As normas técnicas do DL 163/2006 referem, no seu n.º 1.6.4:
«Caso as passagens de peões estejam dotadas de dispositivos semafóricos de controlo da circulação, devem satisfazer as seguintes condições:
1) (…)
2) O sinal verde de travessia de peões deve estar aberto o tempo suficiente para permitir a travessia, a uma velocidade de 0,4m/s, de toda a largura da via ou até ao separador central, quando ele exista;
3) (…).»
Detalhes importantes
Os “dispositivos semafóricos de controlo da circulação” são vulgarmente designados semáforos.
O espaço de tempo que esta norma define refere-se ao verde puro, i.e., não inclui o tempo de varrimento (tempo durante o qual o sinal está vermelho tanto para veículos como para peões).

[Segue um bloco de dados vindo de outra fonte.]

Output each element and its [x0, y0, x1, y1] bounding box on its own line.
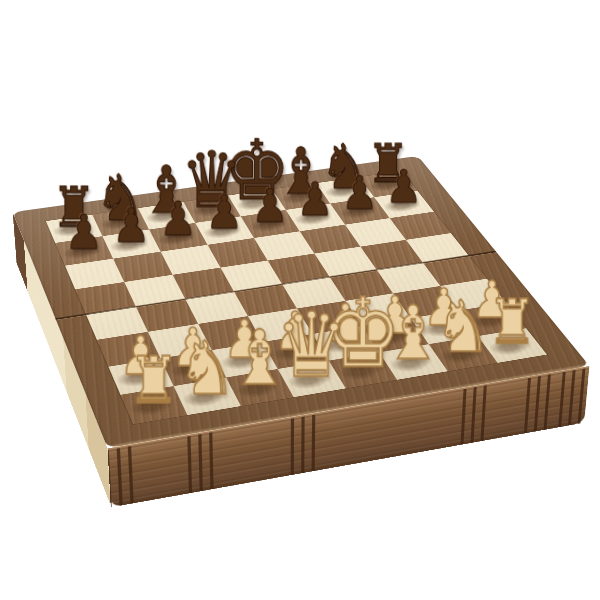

A “largura da via” tomada como referência para o cálculo do tempo de verde é a largura da via no local do atravessamento. Se no local da passadeira houver um estreitamento da via (medida de acalmia de tráfego, ver fig. 1), a distância a ter em conta é a distância atravessada pela passadeira, e não a largura da via.
Fig. 1 - Estreitamento da passadeira
Assim, através deste tipo de estreitamento (designado em inglês por bottleneck, curb extension, curb bulb ou choker) é possível reduzir o tempo de verde para peões e, ao mesmo tempo, aumentar a segurança rodoviária (nota: estes estreitamentos devem ser efectuados de acordo com normas próprias).
Uma velocidade de 0,4m/s implica que por cada 40cm de distância que o peão tiver de percorrer sobre a passadeira (i.e., fora do passeio), o semáforo deve dar-lhe 1 segundo de verde.
Note-se que esta norma deve ser cumprida independentemente do tipo de via (principal, distribuidora ou não) ou do volume de tráfego. Essas características podem condicionar outras exigências (sinal sonoro, etc.), mas não esta. Basta haver um semáforo.
Aplicação prática
Se dividirmos a distância total do atravessamento (em metros) por 0,40m, obtemos (em segundos) o tempo de verde para peões.
Para mais facilmente efectuar os cálculos, podemos em alternativa multiplicar a distância total por 2,5 (dá o mesmo resultado).
Para verificar se a norma está a ser cumprida devemos então:
1. Calcular (em metros) a distância vencida pela passadeira (usando uma fita métrica ou caminhando com uma passada larga, de 1m).
2. Dividir essa medida por 0,4 (ou multiplicar por 2,5).
3. O resultado desse cálculo dá-nos (em segundos) o tempo de verde que o semáforo deve dar aos peões.
4. Cronometrar o tempo de verde que o semáforo de facto dá.
5. Comparar com o resultado do cálculo efectuado.
Impacto no tráfego
É frequente encontrar, pelo País, situações de incumprimento desta norma.
Também é frequente ouvir que o cumprimento desta norma prejudicaria a fluidez do tráfego (desconheço qualquer estudo publicado sobre esse impacto).
Como é óbvio, a cidade não pode deixar de pensar na circulação rodoviária. O que também não pode é sujeitar os peões às necessidades dos veículos. Tem de se conseguir um equilíbrio entre ambos. E esta é uma medida de equilíbrio.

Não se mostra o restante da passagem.